The breaking of workers from reformism will not occur as the Italian left seems to think by proposing a radicalised version of the reformists programme.

Faced with two reformist programmes (and that of AO/PdUP is to the right of the British Communist Party’s) workers will choose that put forward by the reformists given it is the PCI and not the revolutionaries who will be the main force in a ‘left government’ and thus capable of implementing the programme. Further, reformists and revolutionaries cannot unite in struggle around such a programme, they can only polemicise against each other.

The Italian left has fallen into precisely the trap that AO warned against only three years ago: ’. .. revolutionaries must not give advice to the PCI in its movement to government.
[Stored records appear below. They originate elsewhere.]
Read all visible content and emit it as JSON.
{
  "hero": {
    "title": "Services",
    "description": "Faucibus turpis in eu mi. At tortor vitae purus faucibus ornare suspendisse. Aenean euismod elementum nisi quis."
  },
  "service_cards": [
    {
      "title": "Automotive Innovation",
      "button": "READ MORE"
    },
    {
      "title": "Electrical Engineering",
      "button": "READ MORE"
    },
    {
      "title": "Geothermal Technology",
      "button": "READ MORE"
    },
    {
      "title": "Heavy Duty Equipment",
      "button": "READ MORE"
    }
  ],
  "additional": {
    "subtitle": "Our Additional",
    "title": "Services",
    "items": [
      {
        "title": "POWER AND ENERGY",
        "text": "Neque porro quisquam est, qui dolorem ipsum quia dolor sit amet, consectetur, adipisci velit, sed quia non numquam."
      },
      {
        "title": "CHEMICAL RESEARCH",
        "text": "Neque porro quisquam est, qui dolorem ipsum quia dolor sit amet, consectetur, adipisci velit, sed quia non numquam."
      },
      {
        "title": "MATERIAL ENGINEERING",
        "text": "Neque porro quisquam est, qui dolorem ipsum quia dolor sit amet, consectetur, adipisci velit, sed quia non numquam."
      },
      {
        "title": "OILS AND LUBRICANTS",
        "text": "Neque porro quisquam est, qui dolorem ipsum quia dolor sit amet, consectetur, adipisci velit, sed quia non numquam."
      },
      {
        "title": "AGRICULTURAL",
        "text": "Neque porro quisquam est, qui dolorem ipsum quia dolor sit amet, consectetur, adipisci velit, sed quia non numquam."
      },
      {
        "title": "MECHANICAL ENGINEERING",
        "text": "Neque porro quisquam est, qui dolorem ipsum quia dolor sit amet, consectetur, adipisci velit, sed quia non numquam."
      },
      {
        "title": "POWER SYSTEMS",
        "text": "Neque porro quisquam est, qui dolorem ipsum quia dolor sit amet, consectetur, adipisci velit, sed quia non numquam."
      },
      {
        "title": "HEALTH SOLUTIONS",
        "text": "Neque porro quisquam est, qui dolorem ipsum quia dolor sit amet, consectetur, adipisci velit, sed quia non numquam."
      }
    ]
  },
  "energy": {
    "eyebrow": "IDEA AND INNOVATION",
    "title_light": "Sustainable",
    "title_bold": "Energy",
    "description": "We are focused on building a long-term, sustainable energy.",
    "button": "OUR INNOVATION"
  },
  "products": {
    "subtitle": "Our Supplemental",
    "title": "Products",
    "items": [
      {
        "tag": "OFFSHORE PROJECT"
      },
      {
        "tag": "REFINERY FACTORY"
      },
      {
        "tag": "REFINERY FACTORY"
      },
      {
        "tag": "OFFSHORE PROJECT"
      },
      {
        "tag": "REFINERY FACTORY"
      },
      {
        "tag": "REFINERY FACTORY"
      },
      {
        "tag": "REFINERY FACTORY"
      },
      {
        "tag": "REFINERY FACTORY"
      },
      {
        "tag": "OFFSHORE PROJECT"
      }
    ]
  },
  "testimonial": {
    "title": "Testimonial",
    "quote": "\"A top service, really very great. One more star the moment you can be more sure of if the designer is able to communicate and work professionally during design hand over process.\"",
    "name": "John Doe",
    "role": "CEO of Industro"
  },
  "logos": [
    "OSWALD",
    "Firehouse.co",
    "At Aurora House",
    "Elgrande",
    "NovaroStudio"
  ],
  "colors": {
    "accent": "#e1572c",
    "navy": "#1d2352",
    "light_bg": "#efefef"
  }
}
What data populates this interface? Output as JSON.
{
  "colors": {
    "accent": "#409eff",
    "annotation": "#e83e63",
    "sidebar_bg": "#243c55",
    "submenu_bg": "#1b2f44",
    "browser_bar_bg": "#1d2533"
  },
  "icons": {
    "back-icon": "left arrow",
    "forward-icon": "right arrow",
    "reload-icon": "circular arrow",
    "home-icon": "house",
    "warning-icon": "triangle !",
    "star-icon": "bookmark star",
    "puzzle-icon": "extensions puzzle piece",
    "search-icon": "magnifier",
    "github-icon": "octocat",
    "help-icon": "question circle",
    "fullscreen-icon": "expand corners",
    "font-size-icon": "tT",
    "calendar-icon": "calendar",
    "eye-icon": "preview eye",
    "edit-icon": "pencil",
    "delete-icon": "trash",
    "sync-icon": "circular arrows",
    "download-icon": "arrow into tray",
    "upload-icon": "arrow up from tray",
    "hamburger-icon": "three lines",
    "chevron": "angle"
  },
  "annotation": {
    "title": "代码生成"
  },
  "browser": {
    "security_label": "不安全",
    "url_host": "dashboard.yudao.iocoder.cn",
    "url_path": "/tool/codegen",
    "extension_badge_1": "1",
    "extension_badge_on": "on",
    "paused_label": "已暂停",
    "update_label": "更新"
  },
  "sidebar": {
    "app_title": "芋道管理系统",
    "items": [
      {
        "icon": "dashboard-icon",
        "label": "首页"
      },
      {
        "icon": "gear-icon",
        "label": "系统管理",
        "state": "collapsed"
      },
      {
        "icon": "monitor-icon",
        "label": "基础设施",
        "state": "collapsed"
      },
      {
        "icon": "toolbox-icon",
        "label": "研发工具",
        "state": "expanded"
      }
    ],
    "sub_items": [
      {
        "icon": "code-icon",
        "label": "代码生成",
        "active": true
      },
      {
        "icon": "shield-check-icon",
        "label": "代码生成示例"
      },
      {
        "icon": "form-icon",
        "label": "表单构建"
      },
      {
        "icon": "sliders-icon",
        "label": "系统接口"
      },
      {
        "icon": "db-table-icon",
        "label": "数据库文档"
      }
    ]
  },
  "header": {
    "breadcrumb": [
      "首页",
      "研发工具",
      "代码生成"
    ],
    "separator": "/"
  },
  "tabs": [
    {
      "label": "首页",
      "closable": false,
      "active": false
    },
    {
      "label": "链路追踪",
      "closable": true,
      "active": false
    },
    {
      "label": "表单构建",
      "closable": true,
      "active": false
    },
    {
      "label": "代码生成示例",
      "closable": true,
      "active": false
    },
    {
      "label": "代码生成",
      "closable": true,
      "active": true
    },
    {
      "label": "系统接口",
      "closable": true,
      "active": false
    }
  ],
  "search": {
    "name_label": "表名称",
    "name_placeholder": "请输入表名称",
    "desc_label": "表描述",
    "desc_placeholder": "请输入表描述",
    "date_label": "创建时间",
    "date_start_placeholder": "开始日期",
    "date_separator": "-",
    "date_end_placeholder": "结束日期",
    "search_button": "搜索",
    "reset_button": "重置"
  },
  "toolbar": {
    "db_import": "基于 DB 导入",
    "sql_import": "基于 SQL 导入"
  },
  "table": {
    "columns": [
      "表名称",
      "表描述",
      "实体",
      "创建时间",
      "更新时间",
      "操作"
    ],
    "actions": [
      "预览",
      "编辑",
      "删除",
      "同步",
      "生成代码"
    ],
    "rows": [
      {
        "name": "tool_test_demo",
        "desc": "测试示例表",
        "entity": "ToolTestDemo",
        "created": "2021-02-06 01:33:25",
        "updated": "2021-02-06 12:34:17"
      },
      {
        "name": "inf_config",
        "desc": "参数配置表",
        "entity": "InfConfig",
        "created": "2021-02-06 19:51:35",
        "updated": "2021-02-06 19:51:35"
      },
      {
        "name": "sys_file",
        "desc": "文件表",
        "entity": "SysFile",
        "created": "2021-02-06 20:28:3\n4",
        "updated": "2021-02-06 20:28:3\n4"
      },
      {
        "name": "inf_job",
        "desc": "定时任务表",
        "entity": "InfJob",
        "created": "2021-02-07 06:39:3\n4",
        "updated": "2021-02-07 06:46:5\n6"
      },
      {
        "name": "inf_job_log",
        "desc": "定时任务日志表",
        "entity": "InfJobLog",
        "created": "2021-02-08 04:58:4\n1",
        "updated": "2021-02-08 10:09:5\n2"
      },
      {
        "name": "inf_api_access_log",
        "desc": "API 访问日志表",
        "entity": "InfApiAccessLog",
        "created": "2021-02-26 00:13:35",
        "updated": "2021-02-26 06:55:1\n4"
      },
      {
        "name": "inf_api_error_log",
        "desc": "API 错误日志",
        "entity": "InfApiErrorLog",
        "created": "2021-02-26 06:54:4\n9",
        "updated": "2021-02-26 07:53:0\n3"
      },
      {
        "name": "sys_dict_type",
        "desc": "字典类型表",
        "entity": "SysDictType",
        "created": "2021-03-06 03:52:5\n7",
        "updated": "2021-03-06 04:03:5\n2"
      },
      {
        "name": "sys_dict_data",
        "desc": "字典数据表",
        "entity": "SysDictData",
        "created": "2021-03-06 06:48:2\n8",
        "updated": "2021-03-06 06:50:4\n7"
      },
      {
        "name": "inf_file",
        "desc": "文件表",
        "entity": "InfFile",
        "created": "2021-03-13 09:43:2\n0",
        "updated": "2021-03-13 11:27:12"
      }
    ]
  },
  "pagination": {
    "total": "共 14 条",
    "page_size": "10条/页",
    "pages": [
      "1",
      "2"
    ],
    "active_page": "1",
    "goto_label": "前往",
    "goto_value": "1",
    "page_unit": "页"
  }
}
That would be to tail the reformist strategy, to make the revolutionary process depend on their actions. It would mean not working to build an autonomous revolutionary strategy both on the level of self-organisation and in terms of politics. Finally this advice would be a source of confusion for the masses’ (Theses for the fourth congress of AO, p75).

The sooner AO rediscovers its original strategy, the sooner will a start be made to clearing up the chaos in the Italian left.